The company has about $120 million on its balance sheet at present. In share-price terms, it has enjoyed a solid run over the past year, during which the value of its stock has increased more than fourfold, albeit from a low level. Pieris is currently valued at almost $360 million.

"The deals represent a lot of validation of the platform," Yoder said. "It's not a substitute for clinical data, clearly."

That, too, is about to come. By the end of the year, the company expects to obtain read-outs from trials of three molecules, PRS-343, PRS-060 and PRS-080. The latter anticalin, which targets hepcidin, a peptide hormone that plays a key role in regulating levels of iron in the blood, is undergoing a phase IIa trial in anemic patients on dialysis for chronic kidney disease.

Tokyo-based Aska Pharmaceutical Co. Ltd. holds an option on rights in Japan. If the trial is successful, Pieris will look for partners to take it forward in other territories, as the indication is outside its two core areas of interest, immuno-oncology and respiratory disease. Retaining some product commercialization rights in the U.S. has been a common feature of its last three deals. When the time is ripe, the company aims to build out a commercialization arm in the U.S. and to participate in product marketing.

Pieris is still an early stage player, so a multibillion-dollar trade sale, such as Sanofi SA's recent acquisition of nanobody developer Ablynx NV is not on the cards at this point. But the company's anticalin technology, which is based on engineering lipocalins, a family of proteins that transport hydrophobic molecules such as vitamins, steroid hormones and secondary metabolites, is getting increasing levels of visibility in the biopharma industry.

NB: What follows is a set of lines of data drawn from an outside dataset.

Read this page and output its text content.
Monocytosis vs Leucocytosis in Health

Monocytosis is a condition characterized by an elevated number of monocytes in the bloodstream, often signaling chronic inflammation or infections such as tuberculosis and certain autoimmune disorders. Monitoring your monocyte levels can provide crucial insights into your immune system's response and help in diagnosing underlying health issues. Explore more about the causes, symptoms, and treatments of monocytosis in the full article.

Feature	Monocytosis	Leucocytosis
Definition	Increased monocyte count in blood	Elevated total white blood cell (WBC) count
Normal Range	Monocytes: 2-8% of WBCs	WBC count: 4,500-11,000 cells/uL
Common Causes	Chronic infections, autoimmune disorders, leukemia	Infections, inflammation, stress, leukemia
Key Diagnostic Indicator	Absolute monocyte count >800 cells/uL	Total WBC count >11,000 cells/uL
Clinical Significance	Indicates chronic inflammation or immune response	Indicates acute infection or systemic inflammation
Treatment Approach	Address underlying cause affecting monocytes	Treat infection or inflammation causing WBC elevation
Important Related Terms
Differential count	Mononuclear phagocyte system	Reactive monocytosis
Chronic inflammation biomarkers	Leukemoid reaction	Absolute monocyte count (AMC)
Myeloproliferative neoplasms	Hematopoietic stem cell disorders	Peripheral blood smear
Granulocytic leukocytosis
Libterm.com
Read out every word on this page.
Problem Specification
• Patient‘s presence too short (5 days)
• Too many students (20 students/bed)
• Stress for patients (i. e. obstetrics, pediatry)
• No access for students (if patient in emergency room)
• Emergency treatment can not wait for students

"We view this collaboration and agreement as further validation of the anticalin platform and importantly, it expands the shots on goal and the opportunity to bring an anticalin-based therapeutic to market," HC Wainwright & Co. analysts Joseph Pantginis and Pete Stavropoulos wrote in a research note. They have a price target of $12 on the stock. Shares in Pieris (Nasdaq:PIRS) closed Friday at $8.59, a gain of $1.44 on the previous close.